The fancy “New L” shuttles will have Wi-fi, chargers for devices and even—wait for it—a breakfast bar. (Getto says the company hasn't settled on the exact breakfast items that will be offered, but will be partnering with local businesses on the offerings.)
Those interested in taking advantage of the new ride-sharing service, which has already opened a waitlist, will provide the time they’d like to arrive at work, their work address and their home address. They’ll then be assigned to one of a fleet of Mercedes-Benz black Sprinter vans—which can hold up to 12 passengers—that will pick them up from their door and drop them off at a single Manhattan location determined by the routes of the shuttle’s various protein bar-satiated riders. There'll even be some pet-friendly shuttles.
Membership for the shuttle service will cost $155 per month and get you a single, one-way ride every weekday morning. Getto says that approximately one month after launching, she hopes to provide more affordable micro-transit options that will offer rides to Brooklynites' nearest working subway station. That option will be aimed at those who otherwise may have to make a "25-minute walk" to reach a station. Getto also hopes to provide return rides from Manhattan to Brooklyn down the line.

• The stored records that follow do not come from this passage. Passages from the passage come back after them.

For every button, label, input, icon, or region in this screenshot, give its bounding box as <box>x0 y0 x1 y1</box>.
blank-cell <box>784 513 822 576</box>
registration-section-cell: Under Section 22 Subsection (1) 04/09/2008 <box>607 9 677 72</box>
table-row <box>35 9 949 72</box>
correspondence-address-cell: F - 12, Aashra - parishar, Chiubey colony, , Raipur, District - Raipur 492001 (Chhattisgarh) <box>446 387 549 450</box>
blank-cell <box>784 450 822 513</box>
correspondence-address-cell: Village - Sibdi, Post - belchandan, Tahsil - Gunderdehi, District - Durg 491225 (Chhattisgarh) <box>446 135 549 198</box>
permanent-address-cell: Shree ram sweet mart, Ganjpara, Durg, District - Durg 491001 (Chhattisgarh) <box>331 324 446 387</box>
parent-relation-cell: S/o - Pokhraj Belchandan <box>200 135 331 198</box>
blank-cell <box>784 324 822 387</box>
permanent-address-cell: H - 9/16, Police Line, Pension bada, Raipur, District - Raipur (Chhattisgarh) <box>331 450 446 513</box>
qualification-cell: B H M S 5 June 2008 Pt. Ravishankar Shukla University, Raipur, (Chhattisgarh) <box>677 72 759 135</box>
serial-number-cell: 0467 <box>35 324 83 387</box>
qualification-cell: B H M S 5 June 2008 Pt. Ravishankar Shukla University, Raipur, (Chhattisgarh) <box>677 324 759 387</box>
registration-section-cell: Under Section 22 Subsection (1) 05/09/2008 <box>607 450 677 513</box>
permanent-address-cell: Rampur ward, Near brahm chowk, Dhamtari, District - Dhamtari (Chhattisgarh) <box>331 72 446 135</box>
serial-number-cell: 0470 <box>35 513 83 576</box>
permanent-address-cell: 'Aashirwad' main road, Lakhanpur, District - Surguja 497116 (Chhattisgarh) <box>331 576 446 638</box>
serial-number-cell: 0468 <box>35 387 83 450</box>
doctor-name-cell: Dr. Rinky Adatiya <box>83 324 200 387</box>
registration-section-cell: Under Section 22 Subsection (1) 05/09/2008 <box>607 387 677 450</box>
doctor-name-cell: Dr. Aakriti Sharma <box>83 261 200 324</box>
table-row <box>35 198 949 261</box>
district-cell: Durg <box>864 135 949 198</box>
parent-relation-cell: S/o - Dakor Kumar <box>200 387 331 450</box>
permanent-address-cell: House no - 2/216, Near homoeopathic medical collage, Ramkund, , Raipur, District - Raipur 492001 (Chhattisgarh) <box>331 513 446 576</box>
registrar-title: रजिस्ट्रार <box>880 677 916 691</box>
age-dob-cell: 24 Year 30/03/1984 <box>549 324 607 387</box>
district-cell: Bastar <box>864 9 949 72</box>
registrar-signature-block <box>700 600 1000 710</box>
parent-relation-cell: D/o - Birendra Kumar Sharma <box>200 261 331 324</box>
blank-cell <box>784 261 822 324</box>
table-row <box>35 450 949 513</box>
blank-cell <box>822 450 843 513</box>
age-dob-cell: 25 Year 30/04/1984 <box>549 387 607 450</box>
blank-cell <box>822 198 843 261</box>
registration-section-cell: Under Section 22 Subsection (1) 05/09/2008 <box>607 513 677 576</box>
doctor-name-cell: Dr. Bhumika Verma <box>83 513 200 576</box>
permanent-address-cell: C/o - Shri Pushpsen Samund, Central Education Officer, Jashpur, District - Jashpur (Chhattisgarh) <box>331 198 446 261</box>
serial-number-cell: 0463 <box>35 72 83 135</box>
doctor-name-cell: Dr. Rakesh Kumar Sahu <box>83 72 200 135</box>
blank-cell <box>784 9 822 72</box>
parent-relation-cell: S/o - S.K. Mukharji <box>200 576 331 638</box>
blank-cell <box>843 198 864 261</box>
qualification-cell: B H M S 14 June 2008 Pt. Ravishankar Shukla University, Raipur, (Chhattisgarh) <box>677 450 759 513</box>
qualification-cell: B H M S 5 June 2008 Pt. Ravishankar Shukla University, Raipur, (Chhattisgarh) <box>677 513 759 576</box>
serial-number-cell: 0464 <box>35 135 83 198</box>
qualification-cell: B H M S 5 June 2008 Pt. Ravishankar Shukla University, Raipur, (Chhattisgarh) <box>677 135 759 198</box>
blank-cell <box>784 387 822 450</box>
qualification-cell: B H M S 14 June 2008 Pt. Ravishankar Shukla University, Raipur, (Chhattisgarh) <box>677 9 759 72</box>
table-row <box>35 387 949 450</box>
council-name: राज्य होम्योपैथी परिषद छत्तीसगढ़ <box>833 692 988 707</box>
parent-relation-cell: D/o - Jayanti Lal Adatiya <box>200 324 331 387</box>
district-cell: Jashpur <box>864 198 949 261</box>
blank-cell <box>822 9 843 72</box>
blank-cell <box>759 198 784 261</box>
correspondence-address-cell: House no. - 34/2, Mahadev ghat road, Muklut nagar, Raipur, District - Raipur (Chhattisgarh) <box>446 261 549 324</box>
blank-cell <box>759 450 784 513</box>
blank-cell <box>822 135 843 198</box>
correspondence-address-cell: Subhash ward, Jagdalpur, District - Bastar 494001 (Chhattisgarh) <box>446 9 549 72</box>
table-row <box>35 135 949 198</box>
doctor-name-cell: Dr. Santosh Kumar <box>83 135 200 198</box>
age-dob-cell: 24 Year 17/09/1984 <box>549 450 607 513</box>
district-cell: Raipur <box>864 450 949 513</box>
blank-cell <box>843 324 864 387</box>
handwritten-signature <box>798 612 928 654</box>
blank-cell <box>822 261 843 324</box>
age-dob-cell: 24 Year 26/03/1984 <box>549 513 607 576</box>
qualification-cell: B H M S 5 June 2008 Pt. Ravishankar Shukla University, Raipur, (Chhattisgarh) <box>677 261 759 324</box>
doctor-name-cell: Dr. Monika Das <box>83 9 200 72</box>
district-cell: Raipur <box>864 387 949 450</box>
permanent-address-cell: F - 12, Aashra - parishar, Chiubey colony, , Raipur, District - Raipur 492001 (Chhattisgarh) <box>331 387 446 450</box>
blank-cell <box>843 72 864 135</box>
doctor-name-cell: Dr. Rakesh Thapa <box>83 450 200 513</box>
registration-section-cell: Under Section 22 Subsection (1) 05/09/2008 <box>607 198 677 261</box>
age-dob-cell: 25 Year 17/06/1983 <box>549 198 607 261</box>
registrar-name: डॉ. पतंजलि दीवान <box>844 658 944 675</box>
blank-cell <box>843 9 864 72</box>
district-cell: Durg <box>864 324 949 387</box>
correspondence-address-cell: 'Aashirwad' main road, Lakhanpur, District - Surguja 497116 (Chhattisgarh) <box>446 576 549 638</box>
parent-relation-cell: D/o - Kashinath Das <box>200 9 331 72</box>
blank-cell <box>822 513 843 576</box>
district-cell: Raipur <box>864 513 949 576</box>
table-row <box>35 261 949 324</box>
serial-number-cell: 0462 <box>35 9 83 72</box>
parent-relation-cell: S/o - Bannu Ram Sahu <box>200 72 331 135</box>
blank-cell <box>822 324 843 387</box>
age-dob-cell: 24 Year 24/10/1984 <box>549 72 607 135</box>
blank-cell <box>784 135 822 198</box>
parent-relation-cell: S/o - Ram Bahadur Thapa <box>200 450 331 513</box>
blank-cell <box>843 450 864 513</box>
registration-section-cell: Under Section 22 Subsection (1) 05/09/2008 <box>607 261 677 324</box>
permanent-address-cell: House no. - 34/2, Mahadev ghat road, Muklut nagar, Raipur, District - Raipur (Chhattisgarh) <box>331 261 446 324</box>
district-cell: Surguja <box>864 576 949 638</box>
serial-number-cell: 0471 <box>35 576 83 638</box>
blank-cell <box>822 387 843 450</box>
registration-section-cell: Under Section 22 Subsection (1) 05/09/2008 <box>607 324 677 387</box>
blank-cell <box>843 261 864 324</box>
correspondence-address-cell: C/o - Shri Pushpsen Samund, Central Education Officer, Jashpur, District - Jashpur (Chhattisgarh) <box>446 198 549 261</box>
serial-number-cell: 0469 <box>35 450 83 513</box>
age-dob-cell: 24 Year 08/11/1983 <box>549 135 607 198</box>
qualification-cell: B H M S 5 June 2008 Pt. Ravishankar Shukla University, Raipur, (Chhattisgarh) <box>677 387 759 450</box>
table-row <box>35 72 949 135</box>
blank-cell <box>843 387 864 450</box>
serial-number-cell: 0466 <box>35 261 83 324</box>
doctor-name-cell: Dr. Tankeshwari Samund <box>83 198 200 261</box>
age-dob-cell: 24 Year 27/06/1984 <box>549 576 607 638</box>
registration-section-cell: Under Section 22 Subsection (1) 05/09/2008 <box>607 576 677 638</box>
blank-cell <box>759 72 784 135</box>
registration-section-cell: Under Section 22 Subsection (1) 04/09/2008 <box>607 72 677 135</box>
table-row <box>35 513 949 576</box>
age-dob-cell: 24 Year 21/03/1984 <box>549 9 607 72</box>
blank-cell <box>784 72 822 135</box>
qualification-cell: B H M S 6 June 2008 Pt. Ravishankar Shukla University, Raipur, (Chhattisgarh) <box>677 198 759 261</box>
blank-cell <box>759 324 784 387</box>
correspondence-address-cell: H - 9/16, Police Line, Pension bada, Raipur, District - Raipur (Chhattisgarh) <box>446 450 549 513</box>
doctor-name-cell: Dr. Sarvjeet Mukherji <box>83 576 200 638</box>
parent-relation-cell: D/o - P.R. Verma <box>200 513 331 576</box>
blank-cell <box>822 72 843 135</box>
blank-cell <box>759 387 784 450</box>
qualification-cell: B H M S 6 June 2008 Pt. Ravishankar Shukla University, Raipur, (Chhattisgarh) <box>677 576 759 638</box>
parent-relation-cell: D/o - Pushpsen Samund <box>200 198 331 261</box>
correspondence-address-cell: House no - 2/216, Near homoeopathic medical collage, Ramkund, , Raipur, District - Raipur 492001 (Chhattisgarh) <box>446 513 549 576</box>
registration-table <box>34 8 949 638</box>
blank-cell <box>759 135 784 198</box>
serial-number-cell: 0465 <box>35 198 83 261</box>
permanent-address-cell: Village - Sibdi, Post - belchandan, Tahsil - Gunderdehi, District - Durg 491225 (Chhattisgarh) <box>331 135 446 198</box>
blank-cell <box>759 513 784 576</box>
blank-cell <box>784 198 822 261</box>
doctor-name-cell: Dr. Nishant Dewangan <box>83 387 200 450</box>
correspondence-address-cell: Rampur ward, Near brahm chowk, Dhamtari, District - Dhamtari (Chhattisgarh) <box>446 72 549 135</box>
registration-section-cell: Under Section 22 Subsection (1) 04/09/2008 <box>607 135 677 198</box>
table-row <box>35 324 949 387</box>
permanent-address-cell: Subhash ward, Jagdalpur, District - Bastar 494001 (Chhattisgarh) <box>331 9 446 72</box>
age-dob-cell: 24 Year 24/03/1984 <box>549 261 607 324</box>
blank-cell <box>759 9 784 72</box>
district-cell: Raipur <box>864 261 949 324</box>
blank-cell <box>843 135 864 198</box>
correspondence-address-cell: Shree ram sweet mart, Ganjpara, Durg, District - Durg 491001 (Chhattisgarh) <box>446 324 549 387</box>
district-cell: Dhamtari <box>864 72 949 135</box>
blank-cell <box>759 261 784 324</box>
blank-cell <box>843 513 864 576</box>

The New L will be running alongside the new transit options laid out by the proprietors of The Old L, the Metropolitan Transit Authority, that include additional service on the M, G, J and Z lines and a dedicated busway on 14th Street. Critics of using more private ride shares, such as this one, to mitigate the L train shutdown warn that the increased traffic may cause congestion resulting in nightmare gridlock and severely affecting the ability of expanded bus service to ferry commuters between the two boroughs.